In marketing my freelance copywriting business, I communicate regularly with clients and potential clients through various professional online networks, social media channels and e-mail. I’d rather meet with people over a cup of coffee. It would be much less complicated. Because it’s easy to misconstrue a text message. So I’m careful about how and what I write. 

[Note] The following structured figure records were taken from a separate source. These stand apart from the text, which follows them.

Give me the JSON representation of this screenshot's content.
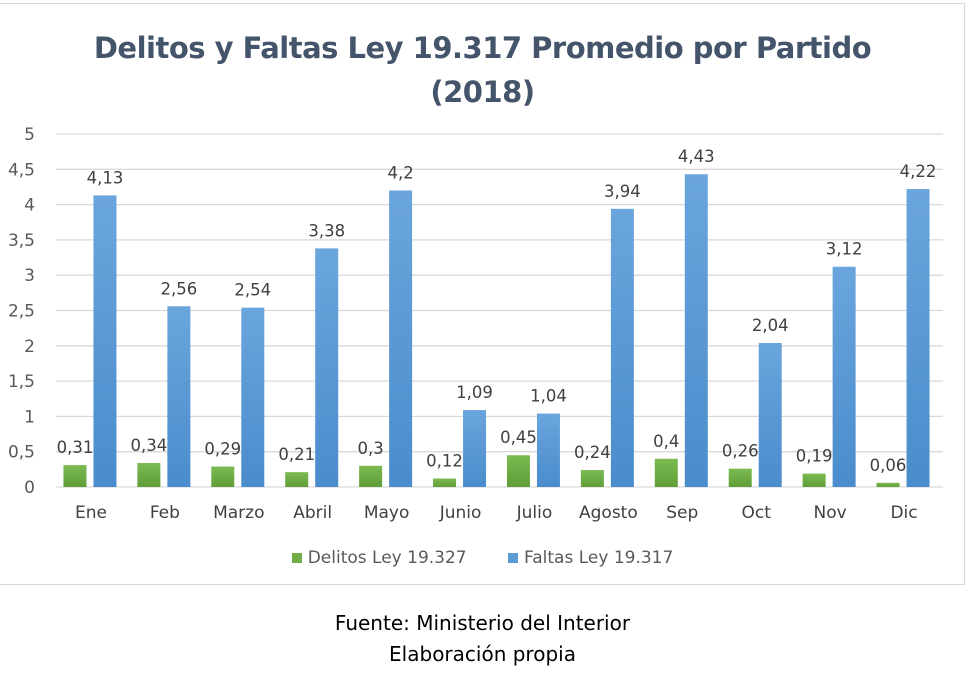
{
  "chart_data": {
    "type": "bar",
    "title": "Delitos y Faltas Ley 19.317 Promedio por Partido (2018)",
    "title_lines": [
      "Delitos y Faltas Ley 19.317 Promedio por Partido",
      "(2018)"
    ],
    "xlabel": "",
    "ylabel": "",
    "ylim": [
      0,
      5
    ],
    "yticks": [
      "0",
      "0,5",
      "1",
      "1,5",
      "2",
      "2,5",
      "3",
      "3,5",
      "4",
      "4,5",
      "5"
    ],
    "ytick_values": [
      0,
      0.5,
      1,
      1.5,
      2,
      2.5,
      3,
      3.5,
      4,
      4.5,
      5
    ],
    "grid": true,
    "legend_position": "bottom",
    "categories": [
      "Ene",
      "Feb",
      "Marzo",
      "Abril",
      "Mayo",
      "Junio",
      "Julio",
      "Agosto",
      "Sep",
      "Oct",
      "Nov",
      "Dic"
    ],
    "series": [
      {
        "name": "Delitos Ley 19.327",
        "color": "#70ad47",
        "values": [
          0.31,
          0.34,
          0.29,
          0.21,
          0.3,
          0.12,
          0.45,
          0.24,
          0.4,
          0.26,
          0.19,
          0.06
        ],
        "labels": [
          "0,31",
          "0,34",
          "0,29",
          "0,21",
          "0,3",
          "0,12",
          "0,45",
          "0,24",
          "0,4",
          "0,26",
          "0,19",
          "0,06"
        ]
      },
      {
        "name": "Faltas Ley 19.317",
        "color": "#5b9bd5",
        "values": [
          4.13,
          2.56,
          2.54,
          3.38,
          4.2,
          1.09,
          1.04,
          3.94,
          4.43,
          2.04,
          3.12,
          4.22
        ],
        "labels": [
          "4,13",
          "2,56",
          "2,54",
          "3,38",
          "4,2",
          "1,09",
          "1,04",
          "3,94",
          "4,43",
          "2,04",
          "3,12",
          "4,22"
        ]
      }
    ]
  },
  "footer": {
    "source": "Fuente: Ministerio del Interior",
    "note": "Elaboración propia"
  }
}
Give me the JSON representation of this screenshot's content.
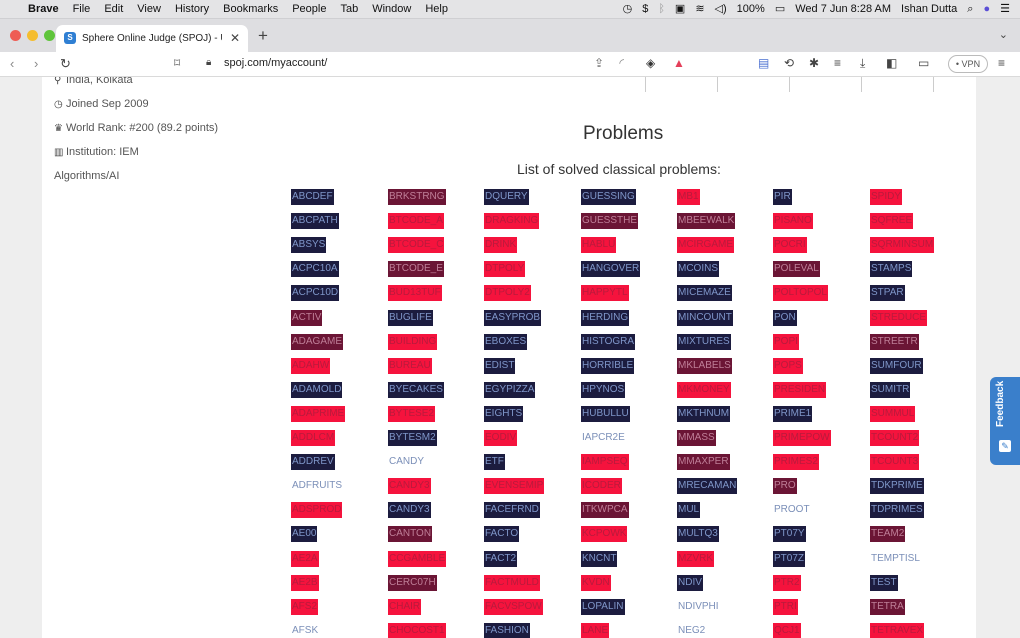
{
  "menubar": {
    "apple": "",
    "app": "Brave",
    "items": [
      "File",
      "Edit",
      "View",
      "History",
      "Bookmarks",
      "People",
      "Tab",
      "Window",
      "Help"
    ],
    "battery": "100%",
    "datetime": "Wed 7 Jun  8:28 AM",
    "user": "Ishan Dutta"
  },
  "tab": {
    "title": "Sphere Online Judge (SPOJ) - U",
    "close": "✕",
    "new": "+"
  },
  "toolbar": {
    "url": "spoj.com/myaccount/",
    "vpn": "• VPN"
  },
  "profile": {
    "location": "India, Kolkata",
    "joined": "Joined Sep 2009",
    "rank": "World Rank: #200 (89.2 points)",
    "institution": "Institution: IEM",
    "interest": "Algorithms/AI"
  },
  "problems": {
    "heading": "Problems",
    "subheading": "List of solved classical problems:"
  },
  "colors": {
    "dark": "#1c1c3f",
    "red": "#f5133d",
    "maroon": "#6b1535",
    "feedback": "#3a7fcb"
  },
  "grid": [
    [
      [
        "ABCDEF",
        "dark"
      ],
      [
        "BRKSTRNG",
        "maroon"
      ],
      [
        "DQUERY",
        "dark"
      ],
      [
        "GUESSING",
        "dark"
      ],
      [
        "MB1",
        "red"
      ],
      [
        "PIR",
        "dark"
      ],
      [
        "SPIDY",
        "red"
      ]
    ],
    [
      [
        "ABCPATH",
        "dark"
      ],
      [
        "BTCODE_A",
        "red"
      ],
      [
        "DRAGKING",
        "red"
      ],
      [
        "GUESSTHE",
        "maroon"
      ],
      [
        "MBEEWALK",
        "maroon"
      ],
      [
        "PISANO",
        "red"
      ],
      [
        "SQFREE",
        "red"
      ]
    ],
    [
      [
        "ABSYS",
        "dark"
      ],
      [
        "BTCODE_C",
        "red"
      ],
      [
        "DRINK",
        "red"
      ],
      [
        "HABLU",
        "red"
      ],
      [
        "MCIRGAME",
        "red"
      ],
      [
        "POCRI",
        "red"
      ],
      [
        "SQRMINSUM",
        "red"
      ]
    ],
    [
      [
        "ACPC10A",
        "dark"
      ],
      [
        "BTCODE_E",
        "maroon"
      ],
      [
        "DTPOLY",
        "red"
      ],
      [
        "HANGOVER",
        "dark"
      ],
      [
        "MCOINS",
        "dark"
      ],
      [
        "POLEVAL",
        "maroon"
      ],
      [
        "STAMPS",
        "dark"
      ]
    ],
    [
      [
        "ACPC10D",
        "dark"
      ],
      [
        "BUD13TUF",
        "red"
      ],
      [
        "DTPOLY2",
        "red"
      ],
      [
        "HAPPYTL",
        "red"
      ],
      [
        "MICEMAZE",
        "dark"
      ],
      [
        "POLTOPOL",
        "red"
      ],
      [
        "STPAR",
        "dark"
      ]
    ],
    [
      [
        "ACTIV",
        "maroon"
      ],
      [
        "BUGLIFE",
        "dark"
      ],
      [
        "EASYPROB",
        "dark"
      ],
      [
        "HERDING",
        "dark"
      ],
      [
        "MINCOUNT",
        "dark"
      ],
      [
        "PON",
        "dark"
      ],
      [
        "STREDUCE",
        "red"
      ]
    ],
    [
      [
        "ADAGAME",
        "maroon"
      ],
      [
        "BUILDING",
        "red"
      ],
      [
        "EBOXES",
        "dark"
      ],
      [
        "HISTOGRA",
        "dark"
      ],
      [
        "MIXTURES",
        "dark"
      ],
      [
        "POPI",
        "red"
      ],
      [
        "STREETR",
        "maroon"
      ]
    ],
    [
      [
        "ADAHW",
        "red"
      ],
      [
        "BUREAU",
        "red"
      ],
      [
        "EDIST",
        "dark"
      ],
      [
        "HORRIBLE",
        "dark"
      ],
      [
        "MKLABELS",
        "maroon"
      ],
      [
        "POPS",
        "red"
      ],
      [
        "SUMFOUR",
        "dark"
      ]
    ],
    [
      [
        "ADAMOLD",
        "dark"
      ],
      [
        "BYECAKES",
        "dark"
      ],
      [
        "EGYPIZZA",
        "dark"
      ],
      [
        "HPYNOS",
        "dark"
      ],
      [
        "MKMONEY",
        "red"
      ],
      [
        "PRESIDEN",
        "red"
      ],
      [
        "SUMITR",
        "dark"
      ]
    ],
    [
      [
        "ADAPRIME",
        "red"
      ],
      [
        "BYTESE2",
        "red"
      ],
      [
        "EIGHTS",
        "dark"
      ],
      [
        "HUBULLU",
        "dark"
      ],
      [
        "MKTHNUM",
        "dark"
      ],
      [
        "PRIME1",
        "dark"
      ],
      [
        "SUMMUL",
        "red"
      ]
    ],
    [
      [
        "ADDLCM",
        "red"
      ],
      [
        "BYTESM2",
        "dark"
      ],
      [
        "EODIV",
        "red"
      ],
      [
        "IAPCR2E",
        "plain"
      ],
      [
        "MMASS",
        "maroon"
      ],
      [
        "PRIMEPOW",
        "red"
      ],
      [
        "TCOUNT2",
        "red"
      ]
    ],
    [
      [
        "ADDREV",
        "dark"
      ],
      [
        "CANDY",
        "plain"
      ],
      [
        "ETF",
        "dark"
      ],
      [
        "IAMPSEQ",
        "red"
      ],
      [
        "MMAXPER",
        "maroon"
      ],
      [
        "PRIMES2",
        "red"
      ],
      [
        "TCOUNT3",
        "red"
      ]
    ],
    [
      [
        "ADFRUITS",
        "plain"
      ],
      [
        "CANDY3",
        "red"
      ],
      [
        "EVENSEMIP",
        "red"
      ],
      [
        "ICODER",
        "red"
      ],
      [
        "MRECAMAN",
        "dark"
      ],
      [
        "PRO",
        "maroon"
      ],
      [
        "TDKPRIME",
        "dark"
      ]
    ],
    [
      [
        "ADSPROD",
        "red"
      ],
      [
        "CANDY3",
        "dark"
      ],
      [
        "FACEFRND",
        "dark"
      ],
      [
        "ITKWPCA",
        "maroon"
      ],
      [
        "MUL",
        "dark"
      ],
      [
        "PROOT",
        "plain"
      ],
      [
        "TDPRIMES",
        "dark"
      ]
    ],
    [
      [
        "AE00",
        "dark"
      ],
      [
        "CANTON",
        "maroon"
      ],
      [
        "FACTO",
        "dark"
      ],
      [
        "KCPOWK",
        "red"
      ],
      [
        "MULTQ3",
        "dark"
      ],
      [
        "PT07Y",
        "dark"
      ],
      [
        "TEAM2",
        "maroon"
      ]
    ],
    [
      [
        "AE2A",
        "red"
      ],
      [
        "CCGAMBLE",
        "red"
      ],
      [
        "FACT2",
        "dark"
      ],
      [
        "KNCNT",
        "dark"
      ],
      [
        "MZVRK",
        "red"
      ],
      [
        "PT07Z",
        "dark"
      ],
      [
        "TEMPTISL",
        "plain"
      ]
    ],
    [
      [
        "AE2B",
        "red"
      ],
      [
        "CERC07H",
        "maroon"
      ],
      [
        "FACTMULD",
        "red"
      ],
      [
        "KVDN",
        "red"
      ],
      [
        "NDIV",
        "dark"
      ],
      [
        "PTR2",
        "red"
      ],
      [
        "TEST",
        "dark"
      ]
    ],
    [
      [
        "AFS2",
        "red"
      ],
      [
        "CHAIR",
        "red"
      ],
      [
        "FACVSPOW",
        "red"
      ],
      [
        "LOPALIN",
        "dark"
      ],
      [
        "NDIVPHI",
        "plain"
      ],
      [
        "PTRI",
        "red"
      ],
      [
        "TETRA",
        "maroon"
      ]
    ],
    [
      [
        "AFSK",
        "plain"
      ],
      [
        "CHOCOST1",
        "red"
      ],
      [
        "FASHION",
        "dark"
      ],
      [
        "LANE",
        "red"
      ],
      [
        "NEG2",
        "plain"
      ],
      [
        "QCJ1",
        "red"
      ],
      [
        "TETRAVEX",
        "red"
      ]
    ]
  ],
  "feedback": {
    "label": "Feedback"
  }
}
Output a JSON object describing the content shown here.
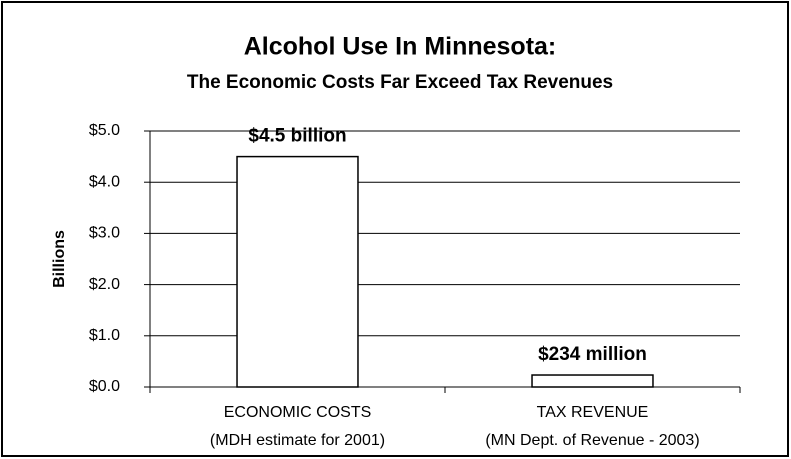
{
  "chart_data": {
    "type": "bar",
    "title": "Alcohol Use In Minnesota:",
    "subtitle": "The Economic Costs Far Exceed Tax Revenues",
    "y_label": "Billions",
    "categories": [
      "ECONOMIC COSTS",
      "TAX REVENUE"
    ],
    "category_notes": [
      "(MDH estimate for 2001)",
      "(MN Dept. of Revenue - 2003)"
    ],
    "values": [
      4.5,
      0.234
    ],
    "value_labels": [
      "$4.5 billion",
      "$234 million"
    ],
    "color": "#ffffff",
    "ylim": [
      0,
      5
    ],
    "yticks": [
      {
        "value": 0,
        "label": "$0.0"
      },
      {
        "value": 1,
        "label": "$1.0"
      },
      {
        "value": 2,
        "label": "$2.0"
      },
      {
        "value": 3,
        "label": "$3.0"
      },
      {
        "value": 4,
        "label": "$4.0"
      },
      {
        "value": 5,
        "label": "$5.0"
      }
    ],
    "grid": true
  }
}
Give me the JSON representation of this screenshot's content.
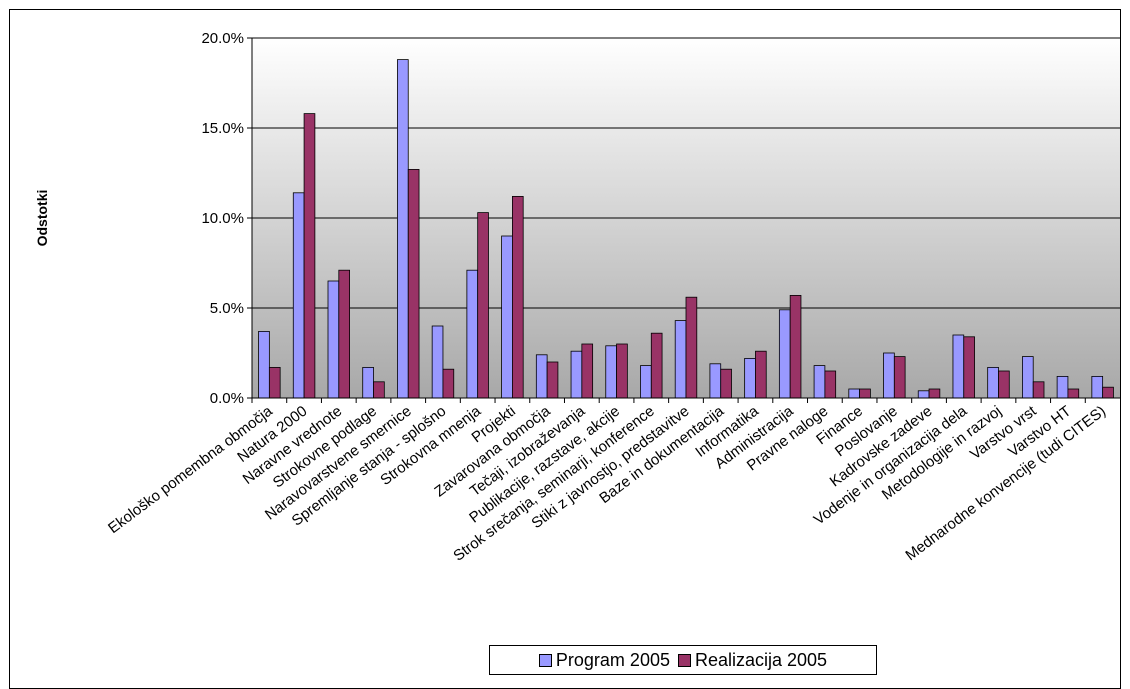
{
  "chart_data": {
    "type": "bar",
    "ylabel": "Odstotki",
    "xlabel": "",
    "ylim": [
      0,
      20
    ],
    "yticks": [
      "0.0%",
      "5.0%",
      "10.0%",
      "15.0%",
      "20.0%"
    ],
    "grid": true,
    "legend_position": "bottom",
    "categories": [
      "Ekološko pomembna območja",
      "Natura 2000",
      "Naravne vrednote",
      "Strokovne podlage",
      "Naravovarstvene smernice",
      "Spremljanje stanja - splošno",
      "Strokovna mnenja",
      "Projekti",
      "Zavarovana območja",
      "Tečaji, izobraževanja",
      "Publikacije, razstave, akcije",
      "Strok srečanja, seminarji, konference",
      "Stiki z javnostjo, predstavitve",
      "Baze in dokumentacija",
      "Informatika",
      "Administracija",
      "Pravne naloge",
      "Finance",
      "Poslovanje",
      "Kadrovske zadeve",
      "Vodenje in organizacija dela",
      "Metodologije in razvoj",
      "Varstvo vrst",
      "Varstvo HT",
      "Mednarodne konvencije (tudi CITES)"
    ],
    "series": [
      {
        "name": "Program 2005",
        "color": "#9999ff",
        "values": [
          3.7,
          11.4,
          6.5,
          1.7,
          18.8,
          4.0,
          7.1,
          9.0,
          2.4,
          2.6,
          2.9,
          1.8,
          4.3,
          1.9,
          2.2,
          4.9,
          1.8,
          0.5,
          2.5,
          0.4,
          3.5,
          1.7,
          2.3,
          1.2,
          1.2
        ]
      },
      {
        "name": "Realizacija 2005",
        "color": "#993366",
        "values": [
          1.7,
          15.8,
          7.1,
          0.9,
          12.7,
          1.6,
          10.3,
          11.2,
          2.0,
          3.0,
          3.0,
          3.6,
          5.6,
          1.6,
          2.6,
          5.7,
          1.5,
          0.5,
          2.3,
          0.5,
          3.4,
          1.5,
          0.9,
          0.5,
          0.6
        ]
      }
    ]
  }
}
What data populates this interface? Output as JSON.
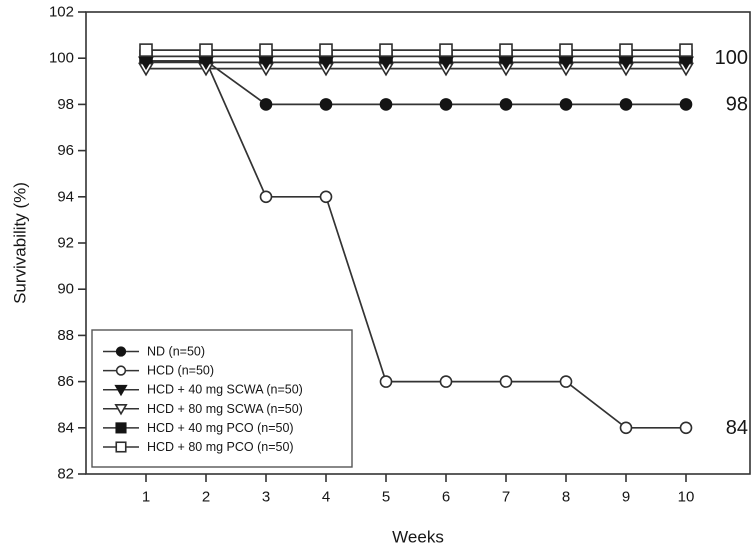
{
  "chart_data": {
    "type": "line",
    "title": "",
    "xlabel": "Weeks",
    "ylabel": "Survivability (%)",
    "x": [
      1,
      2,
      3,
      4,
      5,
      6,
      7,
      8,
      9,
      10
    ],
    "xticks": [
      "1",
      "2",
      "3",
      "4",
      "5",
      "6",
      "7",
      "8",
      "9",
      "10"
    ],
    "ylim": [
      82,
      102
    ],
    "yticks": [
      "82",
      "84",
      "86",
      "88",
      "90",
      "92",
      "94",
      "96",
      "98",
      "100",
      "102"
    ],
    "grid": false,
    "legend_position": "bottom-left",
    "series": [
      {
        "name": "ND (n=50)",
        "marker": "circle-filled",
        "values": [
          100,
          100,
          98,
          98,
          98,
          98,
          98,
          98,
          98,
          98
        ]
      },
      {
        "name": "HCD (n=50)",
        "marker": "circle-open",
        "values": [
          100,
          100,
          94,
          94,
          86,
          86,
          86,
          86,
          84,
          84
        ]
      },
      {
        "name": "HCD + 40 mg SCWA (n=50)",
        "marker": "triangle-down-filled",
        "values": [
          100,
          100,
          100,
          100,
          100,
          100,
          100,
          100,
          100,
          100
        ]
      },
      {
        "name": "HCD + 80 mg SCWA (n=50)",
        "marker": "triangle-down-open",
        "values": [
          100,
          100,
          100,
          100,
          100,
          100,
          100,
          100,
          100,
          100
        ]
      },
      {
        "name": "HCD + 40 mg PCO (n=50)",
        "marker": "square-filled",
        "values": [
          100,
          100,
          100,
          100,
          100,
          100,
          100,
          100,
          100,
          100
        ]
      },
      {
        "name": "HCD + 80 mg PCO (n=50)",
        "marker": "square-open",
        "values": [
          100,
          100,
          100,
          100,
          100,
          100,
          100,
          100,
          100,
          100
        ]
      }
    ],
    "annotations": [
      {
        "label": "100",
        "value": 100
      },
      {
        "label": "98",
        "value": 98
      },
      {
        "label": "84",
        "value": 84
      }
    ],
    "colors": {
      "line": "#333333",
      "marker_fill": "#141414",
      "marker_open_fill": "#ffffff",
      "text": "#161616",
      "frame": "#333333",
      "background": "#ffffff"
    }
  }
}
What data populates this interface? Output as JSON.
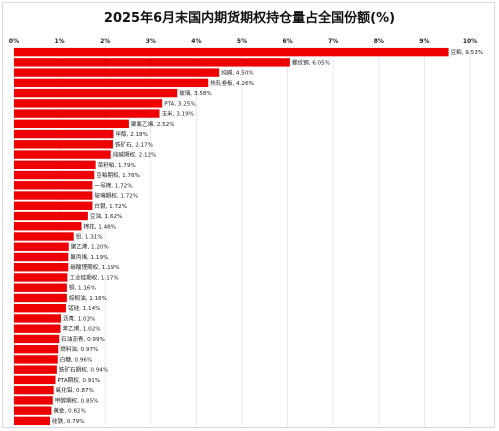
{
  "chart_data": {
    "type": "bar",
    "orientation": "horizontal",
    "title": "2025年6月末国内期货期权持仓量占全国份额(%)",
    "x_ticks": [
      "0%",
      "1%",
      "2%",
      "3%",
      "4%",
      "5%",
      "6%",
      "7%",
      "8%",
      "9%",
      "10%"
    ],
    "xlim": [
      0,
      10
    ],
    "grid": true,
    "bar_color": "#ee0000",
    "categories": [
      "豆粕",
      "螺纹钢",
      "纯碱",
      "热轧卷板",
      "玻璃",
      "PTA",
      "玉米",
      "聚氯乙烯",
      "甲醇",
      "铁矿石",
      "纯碱期权",
      "菜籽粕",
      "豆粕期权",
      "一号棉",
      "玻璃期权",
      "白银",
      "豆油",
      "棉花",
      "铝",
      "聚乙烯",
      "聚丙烯",
      "碳酸锂期权",
      "工业硅期权",
      "铜",
      "棕榈油",
      "锰硅",
      "沥青",
      "苯乙烯",
      "石油沥青",
      "燃料油",
      "白糖",
      "铁矿石期权",
      "PTA期权",
      "氧化铝",
      "甲醇期权",
      "黄金",
      "硅铁"
    ],
    "values": [
      9.53,
      6.05,
      4.5,
      4.26,
      3.58,
      3.25,
      3.19,
      2.52,
      2.18,
      2.17,
      2.12,
      1.79,
      1.76,
      1.72,
      1.72,
      1.72,
      1.62,
      1.48,
      1.31,
      1.2,
      1.19,
      1.19,
      1.17,
      1.16,
      1.16,
      1.14,
      1.03,
      1.02,
      0.99,
      0.97,
      0.96,
      0.94,
      0.91,
      0.87,
      0.85,
      0.82,
      0.79
    ],
    "value_labels": [
      "9.53%",
      "6.05%",
      "4.50%",
      "4.26%",
      "3.58%",
      "3.25%",
      "3.19%",
      "2.52%",
      "2.18%",
      "2.17%",
      "2.12%",
      "1.79%",
      "1.76%",
      "1.72%",
      "1.72%",
      "1.72%",
      "1.62%",
      "1.48%",
      "1.31%",
      "1.20%",
      "1.19%",
      "1.19%",
      "1.17%",
      "1.16%",
      "1.16%",
      "1.14%",
      "1.03%",
      "1.02%",
      "0.99%",
      "0.97%",
      "0.96%",
      "0.94%",
      "0.91%",
      "0.87%",
      "0.85%",
      "0.82%",
      "0.79%"
    ]
  }
}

Most people I encounter respond in a professional manner. Some lean towards brusque and others friendly and personal. But there are always a few that respond in a vulgar, personal attack.

I just don’t get it.

What possible benefit do you gain by directing profane language towards another person who is merely trying to make an honest living? Maybe some perverted sense of superiority? Those of you schooled in psychoanalysis can play around with that idea. Although my immediate reaction is to angrily lash back, I know this is pointless. Whatever drives someone like that is deeper and darker than what any response I make will cure.

Those schooled in psychoanalysis are nodding their heads.

Instead, I ignore the vulgar, profane response and move on. Maybe I should be grateful. Would I really want to work with someone like that? Uh…no. And since they never sign their name, I take comfort in knowing they are cowards that hide behind anonymity. Their vulgar profanity, however, still stings. Words do that despite the old saying, “sticks and stones may break my bones but words will never hurt me.”

Therefore, I resolve to communicate in a forthright manner and to be as human and friendly as possible. Even offer words of encouragement. Times are discouraging enough. And we could all use a good word. Might as well start with me.